Kekuasaan, dalam perspektif Cicero, dari dahulu selalu
membuai, menggiurkan, dan memabukkan, sehingga membuat orang yang keranjingan kekuasaan
menjadi lupa daratan, menghalalkan segala cara demi meraih dan mempertahankan
kekuasaan.
Untuk mencegah kekuasaan negara yang bersifat absolut,
konsep politik tentang pemisahan kekuasaan yang terkenal dengan istilah Trias
Politica dirumuskan oleh seorang filsuf berkebangsaan Inggris, John Locke dan
kemudian dikembangkan oleh Monstesquieu, pemikir besar dalam dunia politik
Prancis dalam bukunya yang terkenal, L’Esprit des Lois.
Trias Politika memecah kekuasaan dan mendistribusikan
kekuasaan menjadi tiga jenis kekuasaan, yaitu eksekutif, legislatif dan
yudikatif.
Trias Politica lalu diadopsi ke dalam sistem demokrasi agar
tenung kekuasaan tidak menjelma berhala yang sentralistik dan mutlak. Trias
Politica menciptakan dialektika kekuasaan antar lembaga negara agar politik dan
hukum tidak melahirkan para mafia, karena ketika penegakan hukum dibawah
kendali mafia, maka keadilan hanyalah dongeng semata.
Seperti halnnya kasus pembunuhan berencana Brigadir J yang
didalangi oleh mantan Kadiv Propam Irjen Polisi Ferdy Sambo yang menggegerkan
dan membuat publik tersentak. Tak ubahnya membuka kotak pandora, dari kasus
Sambo ini terbongkorlah lingkaran mafia hukum dalam tubuh institusi Polri, dari
mulai Satgasus, Konsorsium 303 hingga terjadilah perang bintang antar elit perwira
Polri berpangkat bintang.
Kasus pembunuhan berencana Brigadir J adalah kasus besar
yang menghancurkan citra lembaga kepolisian yang tengah memperbaiki diri menuju
Presisi. Namun langkah tegas Kapolri Jenderal Polisi Listiyo Sigit Prabowo dan
Kabareskrim Polri Komjen Agus Andrianto telah menghidupkan kembali kepercayaan
publik kepada institusi Polri. Pasca ditetapkannya Ferdy Sambo dan sekutunya,
publik pun masih percaya bahwa keadilan sedang ditegakkan dalam proses hukum di
tengah parlemen yang bungkam.
Bungkamnya anggota Dewan Perwilan Rakyat (DPR) atas kasus
Sambo yang menyita perhatian rakyat menimbulkan berbagai spekulasi liar.

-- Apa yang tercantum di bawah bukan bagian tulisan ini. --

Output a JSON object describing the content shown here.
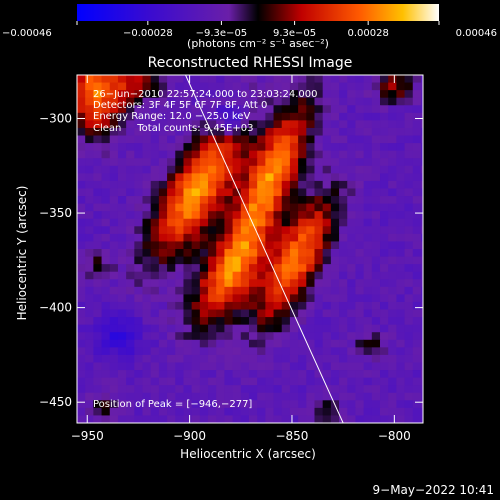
{
  "chart_data": {
    "type": "heatmap",
    "title": "Reconstructed RHESSI Image",
    "xlabel": "Heliocentric X (arcsec)",
    "ylabel": "Heliocentric Y (arcsec)",
    "xlim": [
      -955,
      -786
    ],
    "ylim": [
      -461,
      -277
    ],
    "x_ticks": [
      -950,
      -900,
      -850,
      -800
    ],
    "x_tick_labels": [
      "−950",
      "−900",
      "−850",
      "−800"
    ],
    "y_ticks": [
      -300,
      -350,
      -400,
      -450
    ],
    "y_tick_labels": [
      "−300",
      "−350",
      "−400",
      "−450"
    ],
    "colorbar": {
      "range": [
        -0.00046,
        0.00046
      ],
      "ticks": [
        -0.00046,
        -0.00028,
        -9.3e-05,
        9.3e-05,
        0.00028,
        0.00046
      ],
      "tick_labels": [
        "−0.00046",
        "−0.00028",
        "−9.3e−05",
        "9.3e−05",
        "0.00028",
        "0.00046"
      ],
      "units": "(photons cm⁻² s⁻¹ asec⁻²)"
    },
    "annotations": [
      "26−Jun−2010 22:57:24.000 to 23:03:24.000",
      "Detectors: 3F 4F 5F 6F 7F 8F, Att 0",
      "Energy Range: 12.0 − 25.0 keV",
      "Clean     Total counts: 9.45E+03"
    ],
    "peak_label": "Position of Peak = [−946,−277]",
    "peak": [
      -946,
      -277
    ],
    "limb_line": [
      [
        -902,
        -277
      ],
      [
        -825,
        -461
      ]
    ],
    "sources": [
      {
        "x": -896,
        "y": -338,
        "sx": 10,
        "sy": 28,
        "angle_deg": -28,
        "amp": 1.0
      },
      {
        "x": -880,
        "y": -382,
        "sx": 9,
        "sy": 22,
        "angle_deg": -28,
        "amp": 0.85
      },
      {
        "x": -860,
        "y": -330,
        "sx": 8,
        "sy": 28,
        "angle_deg": -22,
        "amp": 0.95
      },
      {
        "x": -848,
        "y": -375,
        "sx": 8,
        "sy": 26,
        "angle_deg": -25,
        "amp": 0.9
      },
      {
        "x": -946,
        "y": -286,
        "sx": 10,
        "sy": 16,
        "angle_deg": 0,
        "amp": 0.9
      },
      {
        "x": -925,
        "y": -282,
        "sx": 8,
        "sy": 7,
        "angle_deg": 0,
        "amp": 0.45
      },
      {
        "x": -800,
        "y": -283,
        "sx": 7,
        "sy": 6,
        "angle_deg": 0,
        "amp": 0.45
      },
      {
        "x": -880,
        "y": -300,
        "sx": 6,
        "sy": 6,
        "angle_deg": 0,
        "amp": -0.55
      },
      {
        "x": -935,
        "y": -415,
        "sx": 8,
        "sy": 8,
        "angle_deg": 0,
        "amp": -0.35
      },
      {
        "x": -945,
        "y": -378,
        "sx": 5,
        "sy": 5,
        "angle_deg": 0,
        "amp": 0.3
      },
      {
        "x": -942,
        "y": -452,
        "sx": 5,
        "sy": 5,
        "angle_deg": 0,
        "amp": 0.35
      },
      {
        "x": -812,
        "y": -420,
        "sx": 5,
        "sy": 5,
        "angle_deg": 0,
        "amp": 0.3
      },
      {
        "x": -832,
        "y": -455,
        "sx": 5,
        "sy": 5,
        "angle_deg": 0,
        "amp": 0.3
      }
    ],
    "background_level": -0.3,
    "grid": false
  },
  "timestamp": "9−May−2022 10:41"
}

Beredar rumor Genk Sambo menabur dolar di bawah meja parlemen supaya anggota
DPR tidak bersikap kritis. Lembaga legistatif yang seharusnya menjalankan
fungsinya atas kasus tersebut dengan pengawasan ekstra ketat, menjadi mandul
dan cenderung tutup mulut. Padahal di balik kasus Sambo terkuat misteri
Satgasus dan para mafia judi online dalam struktur Konsorsium 303.
Kemudian yang terjadi selanjutnya adalah perang bintang
dalam tubuh Polri. Pernyataan Menteri Koordinator Politik, Hukum dan HAM
(Menkopolhukam) Mahfud MD memperkuat indikasi terjadinya gesekan panas antara
kubu Kabareskrim Komjen Agus Andrianto vs kubu Genk Sambo.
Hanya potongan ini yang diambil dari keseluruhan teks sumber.